This school runs only on the goodwill donations of random people. It costs $200 a week to feed the 60 students breakfast, oatmeal or cereal, and lunch, baleadas, spaghetti, etc. They rely on donations for books, supplies, etc. so we brought a suitcase full of notebooks, a wall clock, etc. that they needed. Some of the kids dont eat over the weekend and their meals come strictly from the school. Each of the children is also sponsored and if they cant be paid for by someone they just cant come to school so they are constantly looking for donations and ways for the kids to make money. If any of you are still in Vacation Bible School, valerie has a paypal account that money can be sent too for food for the kids! She herself gives all her money to the cause and lives on so little its astounding. It’s a very good place to give where you would actually see the money at work which is one of the reasons we came here is so we would be directly involved and not just for show, if that makes sense. Headed to bed. Slept amazingly in spite of the chattering geckos. Fell asleep to the sound of rain on the tin roof.I thought I’d do a first day post just to get some of the main stuff written down.

Saturday:

At 10 this morning Valerie took faith, alicia, and us on a tour of the east end of the island. The island from Coxen Hole (named for pirate John Coxen. Most of the towns on the island are named for the pirates that lived here in the 1700s. There were around 5,000 pirates here in the 1700s) east is mostly green jungle on hills with tiny villages here and there. While we drove valerie told us where different of the kids or women she helps live. She is a doula as well as taking care of everything else! Over half of the school children were born at Valerie’s house and lots of them have lived with her for varying amounts of time while stuff was sorted at their homes. We may get a baby at the compound at 2 am or a woman delivering or children. You never know. We had iced coffees at the “mall” and went to Megapaca which is a giant place where they get shipments from Value Village and Goodwill and sell it here super cheap. I scored a pair of basically new Birkenstocks for 10 bucks. Then we went to an iguana farm where they come and go as they please but there are over 4,000 iguanas on 12 acres. They grow to five feet long and I’m very proud to say we all held a smaller one. It sat on morgans head.

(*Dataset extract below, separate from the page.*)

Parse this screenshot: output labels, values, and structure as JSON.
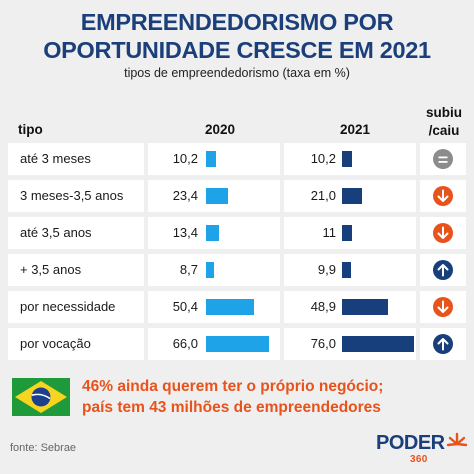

We ate at a little chicken place for lunch and stopped at one of Valerie’s clients and looked at jewelry she makes to make money. We got home and napped because humidity is tiring, and had spaghetti for supper outside on the deck. Our house is usually warmer than outside so I think we’ll eat out there lots. The cicadas are in the trees and stray dogs wander in and Jane’s beautiful children come say hi. I like it.